A loan, whether it's an Axis bank personal loan, SBI home loan, or some other loan, is comprised of two components which are the interest amount and the principal amount. The latter is the exact amount that you borrow from the bank and it stays the same throughout the loan’s tenure. However, the interest amount can change based on the loan term. If the term is longer, you have to pay more amount of money, and if it's shorter, then the interest amount is also lower. Other than that, the nature of interest rate can also affect the interest amount. This is because if your interest rate is a floating interest rate, then the rate itself can increase or decrease throughout the term as per the market conditions.
A credit score helps a bank to determine the risk factor of a particular borrower. For instance, a CIBIL score can range from 300 to 900, and most banks consider a score above 750 "good". So, theoretically, individuals who have a score higher than 750 are less likely to default than those whose score is below 750. This is the reason why banks reserve the best interest rates for borrowers with high scores. On the other hand, loans for bad credit are often rejected directly without any consideration. This is highly likely if your score is below 500 which is considered "poor".
Whether you are applying for a popular personal loan like Axis bank personal loan or an auto loan like ICICI car loan, you want the lowest interest rate possible so that your EMIs are smaller and don't increase your financial liability.

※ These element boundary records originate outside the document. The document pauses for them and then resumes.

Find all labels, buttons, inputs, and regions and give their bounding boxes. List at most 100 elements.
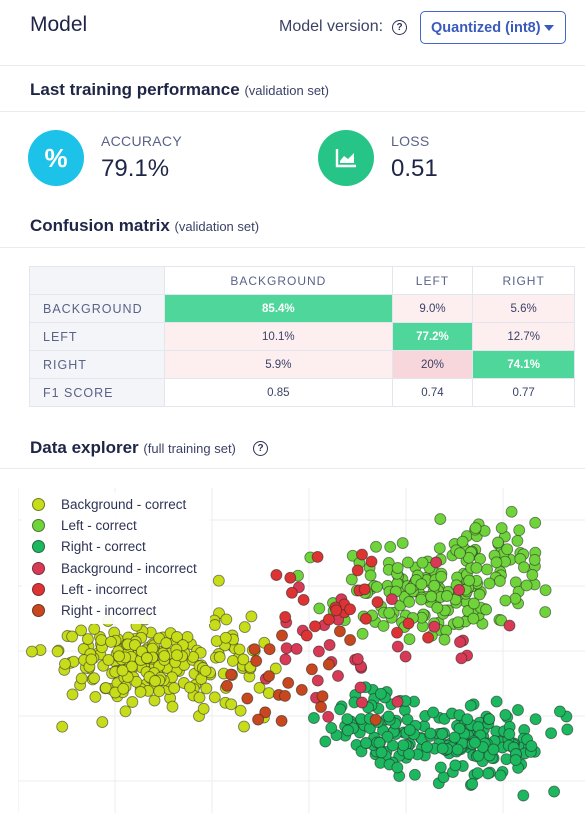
scatter-point[interactable] [529, 713, 542, 726]
scatter-point[interactable] [322, 613, 335, 626]
scatter-point[interactable] [434, 513, 447, 526]
scatter-point[interactable] [263, 670, 275, 683]
scatter-point[interactable] [253, 681, 266, 694]
scatter-point[interactable] [364, 569, 377, 582]
scatter-point[interactable] [493, 575, 506, 587]
scatter-point[interactable] [356, 548, 368, 561]
scatter-point[interactable] [105, 635, 117, 648]
scatter-point[interactable] [480, 603, 493, 616]
scatter-point[interactable] [473, 588, 486, 601]
scatter-point[interactable] [153, 685, 166, 698]
scatter-point[interactable] [436, 727, 449, 740]
scatter-point[interactable] [435, 570, 448, 583]
scatter-point[interactable] [284, 571, 297, 584]
scatter-point[interactable] [403, 748, 415, 760]
scatter-point[interactable] [422, 631, 435, 644]
scatter-point[interactable] [490, 556, 503, 569]
scatter-point[interactable] [391, 695, 404, 708]
scatter-point[interactable] [263, 643, 276, 656]
scatter-point[interactable] [391, 640, 404, 653]
scatter-point[interactable] [344, 634, 357, 646]
scatter-point[interactable] [456, 535, 469, 548]
scatter-point[interactable] [351, 653, 364, 665]
scatter-point[interactable] [238, 720, 250, 733]
scatter-point[interactable] [99, 682, 112, 694]
scatter-point[interactable] [358, 583, 371, 596]
scatter-point[interactable] [316, 690, 329, 703]
scatter-point[interactable] [233, 643, 246, 656]
scatter-point[interactable] [168, 682, 181, 695]
scatter-point[interactable] [285, 586, 298, 599]
legend-item[interactable]: Right - incorrect [32, 603, 156, 618]
scatter-point[interactable] [322, 658, 335, 671]
scatter-point[interactable] [102, 653, 115, 666]
scatter-point[interactable] [494, 769, 507, 782]
scatter-point[interactable] [334, 703, 347, 716]
scatter-point[interactable] [425, 590, 438, 603]
scatter-point[interactable] [490, 695, 503, 708]
scatter-point[interactable] [51, 645, 64, 658]
legend-item[interactable]: Right - correct [32, 539, 146, 554]
scatter-point[interactable] [371, 596, 384, 609]
scatter-point[interactable] [276, 629, 288, 642]
scatter-point[interactable] [116, 664, 129, 677]
scatter-point[interactable] [520, 579, 533, 592]
scatter-point[interactable] [248, 643, 261, 656]
scatter-point[interactable] [455, 652, 468, 665]
scatter-point[interactable] [374, 687, 387, 700]
scatter-point[interactable] [134, 685, 147, 698]
scatter-point[interactable] [539, 584, 552, 597]
scatter-point[interactable] [199, 664, 212, 677]
scatter-point[interactable] [208, 691, 221, 704]
scatter-point[interactable] [250, 655, 263, 667]
scatter-point[interactable] [213, 651, 226, 664]
scatter-point[interactable] [311, 674, 324, 687]
scatter-point[interactable] [359, 612, 372, 625]
scatter-point[interactable] [360, 737, 373, 749]
scatter-point[interactable] [126, 696, 139, 708]
scatter-point[interactable] [384, 540, 397, 553]
scatter-point[interactable] [305, 663, 318, 676]
scatter-point[interactable] [503, 728, 516, 741]
scatter-point[interactable] [471, 767, 484, 780]
scatter-point[interactable] [270, 569, 283, 581]
help-icon[interactable]: ? [253, 441, 268, 456]
scatter-point[interactable] [483, 577, 496, 590]
scatter-point[interactable] [548, 785, 561, 798]
scatter-point[interactable] [59, 657, 71, 670]
scatter-point[interactable] [356, 696, 368, 709]
scatter-point[interactable] [56, 720, 69, 733]
scatter-point[interactable] [431, 601, 444, 614]
scatter-point[interactable] [193, 691, 206, 704]
scatter-point[interactable] [279, 689, 291, 702]
help-icon[interactable]: ? [392, 20, 407, 35]
scatter-point[interactable] [238, 621, 251, 634]
scatter-point[interactable] [381, 730, 394, 743]
scatter-point[interactable] [421, 741, 433, 753]
scatter-point[interactable] [309, 620, 321, 633]
scatter-point[interactable] [290, 642, 303, 655]
scatter-point[interactable] [345, 573, 358, 586]
scatter-point[interactable] [430, 556, 443, 569]
scatter-point[interactable] [391, 562, 404, 574]
scatter-point[interactable] [95, 634, 108, 647]
scatter-point[interactable] [259, 706, 272, 719]
scatter-point[interactable] [197, 702, 210, 715]
scatter-point[interactable] [495, 522, 508, 535]
scatter-point[interactable] [469, 522, 482, 535]
scatter-point[interactable] [149, 675, 162, 687]
scatter-point[interactable] [386, 739, 399, 752]
scatter-point[interactable] [385, 593, 398, 606]
scatter-point[interactable] [403, 595, 416, 608]
scatter-point[interactable] [279, 653, 292, 666]
scatter-point[interactable] [402, 617, 415, 630]
scatter-point[interactable] [451, 743, 464, 756]
scatter-point[interactable] [351, 564, 364, 577]
scatter-point[interactable] [225, 668, 238, 681]
scatter-point[interactable] [501, 543, 514, 556]
scatter-point[interactable] [482, 767, 495, 780]
scatter-point[interactable] [509, 754, 522, 767]
scatter-point[interactable] [452, 616, 465, 629]
scatter-point[interactable] [315, 701, 327, 713]
scatter-point[interactable] [503, 619, 516, 632]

There are several things that you can do to get attractive interest rates which are:
As mentioned above, having a good credit score is a must to qualify for the best interest rates. There is no way around it. In fact, if your score is below average, then you may not even qualify for loans for bad credit. In other words, you won’t get any options including both good or bad. That said, you can improve your credit score easily by:
Banks are usually more comfortable in offering loans for a shorter term as that reduces the risk. This is the reason they reserve the best interest rates for these types of loans. So, if you are comfortable with bigger EMIs, which is likely to be the case when you are repaying a loan in just 2-3 years rather than 5-6 years, then you can shorten your loan term and enjoy a better interest rate.
Roping in a co-borrower is another way of lowering the financial risk on the bank's end. In fact, it's common for home loan borrowers to take loans with co-applicants which are usually their spouses. So, you can use this method for your loan too, although it doesn’t necessarily have to be a home loan.
A secured loan is a type of loan that's guaranteed by collateral which could be a property, gold, stocks, etc. Most home loans are secured loans because they are usually more expensive than other loans. However, you can get a "secured" personal loan too. This can help you to make the lender more comfortable and lower the interest rate.
Finance experts know all kinds of methods and tactics to help people get loans even if their credit is poor. However, even they agree that good credit is important for financial strength and long-term security.